Artikel 22 Algemene afwijkingsregels
Indien niet op grond van een andere bepaling van deze planregels kan worden afgeweken, zijn burgemeester en wethouders bevoegd af te wijken van de desbetreffende bepalingen van dit bestemmingsplan, in die zin, dat:
-
a. In het plangebied worden gebouwd:
-
1. gebouwen ten behoeve van nutsvoorzieningen en elektriciteitsvoorzieningen met een maximale bouwhoogte van 5 meter, en een maximale brutovloeroppervlak van 30 m²;
-
2. bouwwerken, geen gebouwen zijnde, zoals gedenktekens, plastieken, straatmeubilair, vrijstaande muren, keermuren, trapconstructies, bebouwing ten behoeve van al dan niet ondergrondse afvalopslag, geluidwerende voorzieningen, lichtmasten, vlaggenmasten, duikers en andere waterstaatkundige werken;
-
3. een kleine windturbine op het maaiveld met een bouwhoogte van maximaal 15 meter en een kleine windturbine op daken van gebouwen met een bouwhoogte van maximaal 7,5 meter.
-
b. Geringe afwijkingen worden toegestaan welke in het belang zijn van een ruimtelijke en/of technisch beter verantwoorde plaatsing van bouwwerken, wegen en anderszins, of welke noodzakelijk zijn in verband met de werkelijke toestand van het terrein, mits afwijkingen in situering niet meer dan 2 meter bedraagt óf de voorgeschreven oppervlaktematen en bebouwingspercentages van ten hoogste 10% (gemeten ten opzichte van de totale in aanmerking te nemen oppervlakte), waarbij de in de bestemmingsregels opgenomen ontheffingsbevoegdheid buiten beschouwing blijven;
-
c.

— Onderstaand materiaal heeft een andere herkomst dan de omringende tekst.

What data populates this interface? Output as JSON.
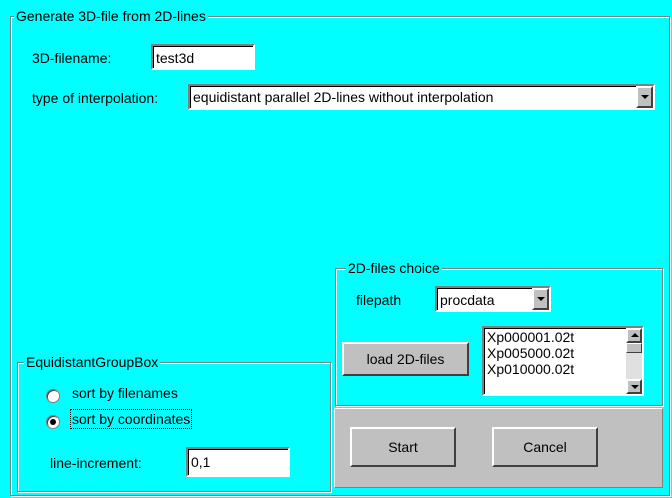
{
  "main_group": {
    "title": "Generate 3D-file from 2D-lines",
    "filename_label": "3D-filename:",
    "filename_value": "test3d",
    "interpolation_label": "type of interpolation:",
    "interpolation_value": "equidistant parallel 2D-lines without interpolation"
  },
  "files_group": {
    "title": "2D-files choice",
    "filepath_label": "filepath",
    "filepath_value": "procdata",
    "load_button": "load 2D-files",
    "files": [
      "Xp000001.02t",
      "Xp005000.02t",
      "Xp010000.02t"
    ]
  },
  "equidistant_group": {
    "title": "EquidistantGroupBox",
    "radio_filenames": "sort by filenames",
    "radio_coordinates": "sort by coordinates",
    "selected": "sort by coordinates",
    "increment_label": "line-increment:",
    "increment_value": "0,1"
  },
  "actions": {
    "start": "Start",
    "cancel": "Cancel"
  },
  "icons": {
    "dropdown": "chevron-down-icon",
    "scroll_up": "scroll-up-icon",
    "scroll_down": "scroll-down-icon"
  },
  "colors": {
    "background": "#00FFFF",
    "panel": "#C0C0C0"
  }
}
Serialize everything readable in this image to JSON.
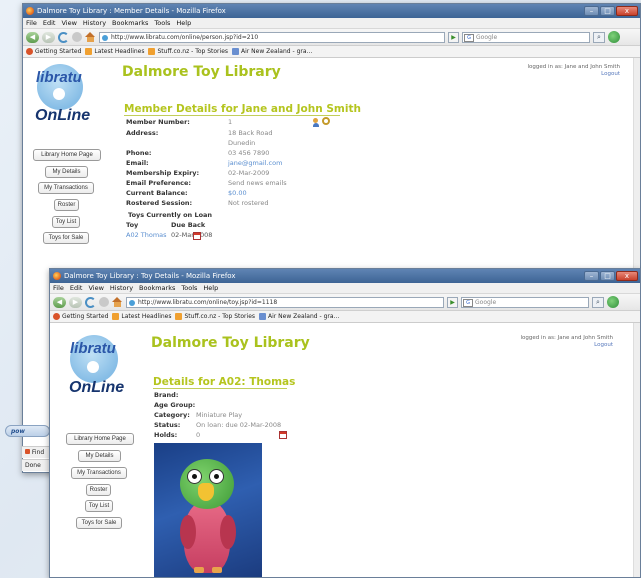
{
  "window1": {
    "title": "Dalmore Toy Library : Member Details - Mozilla Firefox",
    "url": "http://www.libratu.com/online/person.jsp?id=210"
  },
  "window2": {
    "title": "Dalmore Toy Library : Toy Details - Mozilla Firefox",
    "url": "http://www.libratu.com/online/toy.jsp?id=1118"
  },
  "browser": {
    "menu": [
      "File",
      "Edit",
      "View",
      "History",
      "Bookmarks",
      "Tools",
      "Help"
    ],
    "search_placeholder": "Google",
    "bookmarks": [
      "Getting Started",
      "Latest Headlines",
      "Stuff.co.nz - Top Stories",
      "Air New Zealand - gra..."
    ],
    "status_done": "Done",
    "find_label": "Find",
    "bg_tab_fragment": "pow"
  },
  "site": {
    "title": "Dalmore Toy Library",
    "logo_line1": "libratu",
    "logo_line2": "OnLine",
    "logged_in": "logged in as: Jane and John Smith",
    "logout": "Logout",
    "nav": [
      "Library Home Page",
      "My Details",
      "My Transactions",
      "Roster",
      "Toy List",
      "Toys for Sale"
    ]
  },
  "member": {
    "heading": "Member Details for Jane and John Smith",
    "fields": [
      {
        "label": "Member Number:",
        "value": "1"
      },
      {
        "label": "Address:",
        "value": "18 Back Road"
      },
      {
        "label": "",
        "value": "Dunedin"
      },
      {
        "label": "Phone:",
        "value": "03 456 7890"
      },
      {
        "label": "Email:",
        "value": "jane@gmail.com"
      },
      {
        "label": "Membership Expiry:",
        "value": "02-Mar-2009"
      },
      {
        "label": "Email Preference:",
        "value": "Send news emails"
      },
      {
        "label": "Current Balance:",
        "value": "$0.00"
      },
      {
        "label": "Rostered Session:",
        "value": "Not rostered"
      }
    ],
    "loans_heading": "Toys Currently on Loan",
    "loans_col_toy": "Toy",
    "loans_col_due": "Due Back",
    "loans": [
      {
        "toy": "A02 Thomas",
        "due": "02-Mar-2008"
      }
    ]
  },
  "toy": {
    "heading": "Details for A02: Thomas",
    "fields": [
      {
        "label": "Brand:",
        "value": ""
      },
      {
        "label": "Age Group:",
        "value": ""
      },
      {
        "label": "Category:",
        "value": "Miniature Play"
      },
      {
        "label": "Status:",
        "value": "On loan: due 02-Mar-2008"
      },
      {
        "label": "Holds:",
        "value": "0"
      }
    ]
  }
}
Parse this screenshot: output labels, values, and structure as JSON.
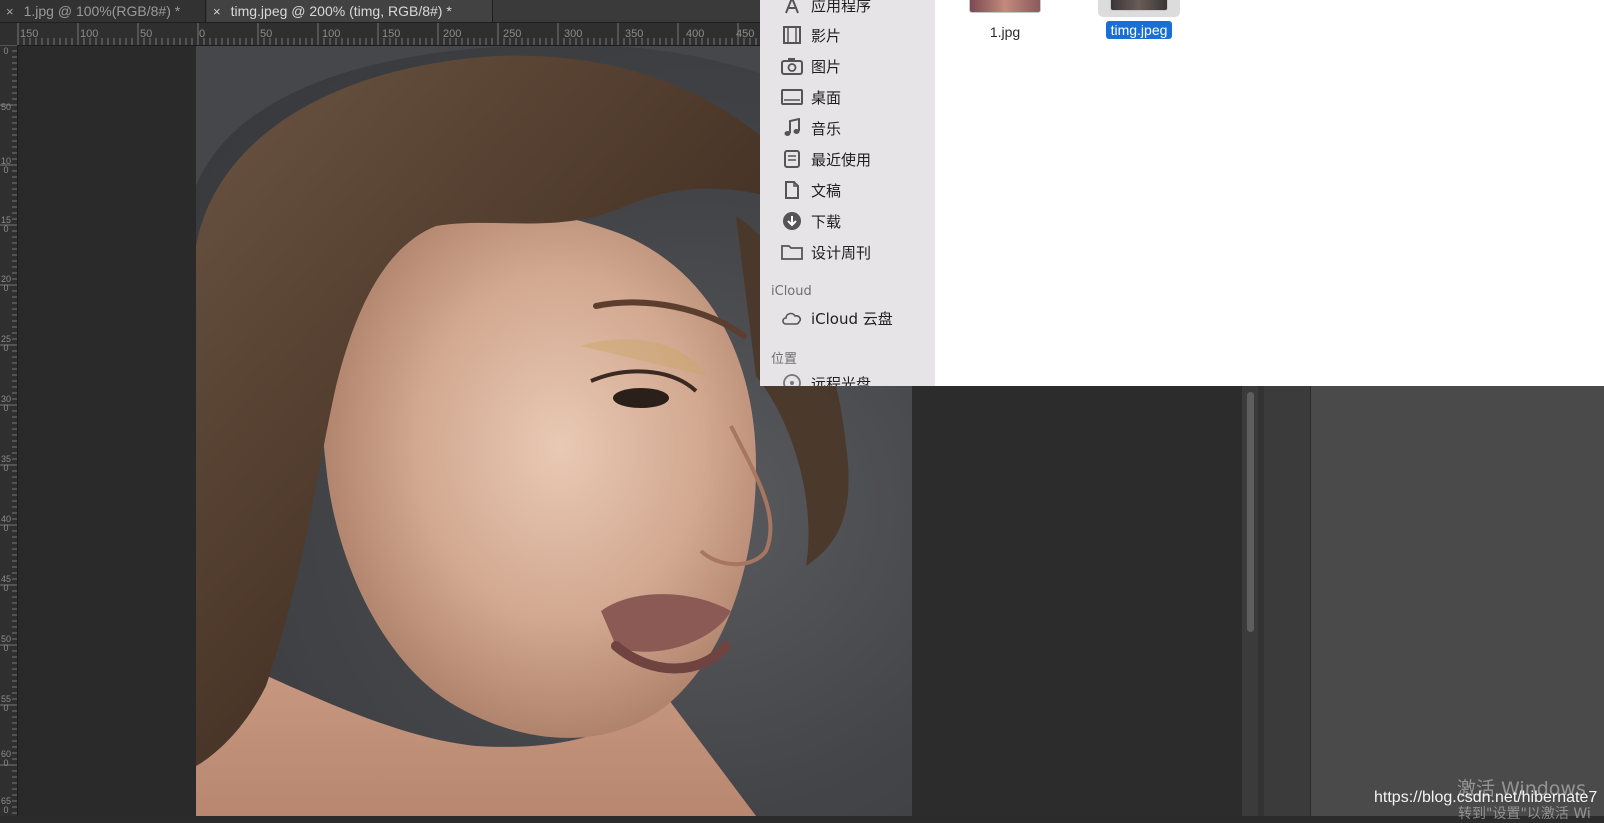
{
  "tabs": [
    {
      "close": "×",
      "label": "1.jpg @ 100%(RGB/8#) *"
    },
    {
      "close": "×",
      "label": "timg.jpeg @ 200% (timg, RGB/8#) *"
    }
  ],
  "ruler": {
    "h_left_labels": [
      "150",
      "100",
      "50"
    ],
    "h_labels": [
      "0",
      "50",
      "100",
      "150",
      "200",
      "250",
      "300",
      "350",
      "400",
      "450"
    ],
    "v_labels": [
      "0",
      "50",
      "100",
      "150",
      "200",
      "250",
      "300",
      "350",
      "400",
      "450",
      "500",
      "550",
      "600",
      "650"
    ]
  },
  "finder": {
    "sidebar": {
      "items": [
        {
          "label": "应用程序",
          "icon": "applications-icon"
        },
        {
          "label": "影片",
          "icon": "film-icon"
        },
        {
          "label": "图片",
          "icon": "camera-icon"
        },
        {
          "label": "桌面",
          "icon": "desktop-icon"
        },
        {
          "label": "音乐",
          "icon": "music-icon"
        },
        {
          "label": "最近使用",
          "icon": "recents-icon"
        },
        {
          "label": "文稿",
          "icon": "documents-icon"
        },
        {
          "label": "下载",
          "icon": "download-icon"
        },
        {
          "label": "设计周刊",
          "icon": "folder-icon"
        }
      ],
      "icloud_header": "iCloud",
      "icloud_item": {
        "label": "iCloud 云盘",
        "icon": "cloud-icon"
      },
      "locations_header": "位置",
      "locations_item": {
        "label": "远程光盘",
        "icon": "disc-icon"
      }
    },
    "files": [
      {
        "name": "1.jpg",
        "selected": false
      },
      {
        "name": "timg.jpeg",
        "selected": true
      }
    ]
  },
  "watermark": {
    "activate": "激活 Windows",
    "url": "https://blog.csdn.net/hibernate7",
    "hint": "转到\"设置\"以激活 Wi"
  },
  "colors": {
    "selection": "#1a6fd4",
    "tab_active": "#424242"
  }
}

De in de planregels toegestane maximale bouwhoogte met ten hoogste 3 meter worden overschreden ten behoeve van lift- en trappenhuizen, centrale verwarmingsinstallaties, dakopbouwen, en met ten hoogste 5 meter ten behoeve van schoorstenen, ventilatie-inrichtingen, antennes, zendmasten ten behoeve van mobiele telefonie;
-
d. De op de verbeelding aangegeven bestemmings- of bouwgrenzen mogen met ten hoogste 2 meter worden overschreden ten behoeve van uitkragingen, bordessen, buitentrappen, galerijen, luifels, erkers, balkons, lift- en trappenhuizen en andere ondergeschikte onderdelen van gebouwen;
-
e. De in de planregels toegestane maximale bouwhoogte met ten hoogste 5 meter worden overschreden.